Computer vision is our key area. We are experts with decades of hands-on experience. AI principles have introduced revolutionary changes in precisions and possible applications. Together with powerful hardware, areas of usage are becoming wider with every new GPU introduced on the market. Imagine that 768 cores of GPU can monitor hundreds of parking spaces (NVIDIA laptop card, introduced in October 2016, has 768 GPU cores).
Behind the scene of computer vision, there are many classic algorithms we have implemented ourselves and we can deploy to any hardware:
- Dense optical flow
- Haar’s features
- Histogram of Oriented Gradients with extension to allow detection of objects no matter of their orientation
- Colour tracking
- Dynamic scene tracking
- Kalman filter
- Advanced image transformations
- Contrast enhancement
- Adaptive binarisation
We combine classical computer vision with a more sophisticated one based on neural networks. We use pre-trained neural networks to save time and money. Sometimes a network needs to be trained on a specific dataset to get better prediction. In such a case we compile a collection of images, tag them and retrain the neural network.
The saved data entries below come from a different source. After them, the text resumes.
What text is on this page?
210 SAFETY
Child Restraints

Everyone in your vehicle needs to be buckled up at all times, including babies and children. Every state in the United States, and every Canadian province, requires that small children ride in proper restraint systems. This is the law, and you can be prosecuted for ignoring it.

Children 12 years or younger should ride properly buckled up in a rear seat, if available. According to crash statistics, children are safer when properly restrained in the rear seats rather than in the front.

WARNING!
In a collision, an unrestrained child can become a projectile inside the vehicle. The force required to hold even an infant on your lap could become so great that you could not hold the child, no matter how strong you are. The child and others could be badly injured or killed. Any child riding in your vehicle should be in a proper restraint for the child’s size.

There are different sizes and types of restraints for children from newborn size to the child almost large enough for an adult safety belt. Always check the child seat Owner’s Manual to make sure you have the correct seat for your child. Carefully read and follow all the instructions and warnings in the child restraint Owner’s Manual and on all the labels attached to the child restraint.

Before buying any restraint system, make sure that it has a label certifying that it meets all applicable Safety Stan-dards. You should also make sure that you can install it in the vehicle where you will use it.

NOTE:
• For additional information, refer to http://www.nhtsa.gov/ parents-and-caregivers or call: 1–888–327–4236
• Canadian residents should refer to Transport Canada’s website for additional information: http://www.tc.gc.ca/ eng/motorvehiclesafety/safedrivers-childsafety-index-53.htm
We offer our expertise to choose the best-suited image processing pipeline, combining classic computer vision algorithms, machine learning, and deep learning principles.
Realistic images can be created by AI. There are a lot of examples, like the creation of non-existing faces based on real people, animation of facial movements. Fake news, especially with short movies with people acting like the real thing could be dangerous.
We are focusing on two aspects of such uses:
- Is it possible to validate images or movies as realistic or manipulated by specialized algorithms?
- Can we use AI to speed up the processing of 3D transformations?
We invite everyone to visit the web page: agnes3d.pl
Someone may ask, why aircraft - because one cofounder loves it!
We are starting our journey with AI in visualisations and we hope it will be one of our top priorities in the next few months. We believe AI should be used only for good things.
Besides of use of AI, we can pack solutions in beautiful and easy-to-use wrapping. All HTML-based, interactive and dedicated to solved challenges, flat, 3D or holographic.
We started working as a team in 2018. It began as a result of the first contract we won. We decided to establish a dedicated company focusing on AI and its applications for businesses.
The name of our company is related directly to one of the cofounders: Tom’s eyes. Years ago he started investigating neural networks when the world was fascinated by information sharing through World Wide Web. He saw more and now there is a time to deploy his knowledge in the real world. He holds a Ph.D. in technical sciences.
We are data engineers with decades of experience in image processing, data architecture and processing, performance and tuning. As we are a small team we work closely with IT companies that provide the infrastructure needed to realize our visions. Typically we start with a proof of concept which shows customers what can be made real.
During past years we have learned how to create end-to-end solutions from data receptions, through data processing up to advanced visualisations in on-premise, cloud, or hybrid environments. We join our past experiences to provide the best and most effective solutions.
AI evolves quickly and every project is challenging. We are doing our best to deploy the newest and verified algorithms.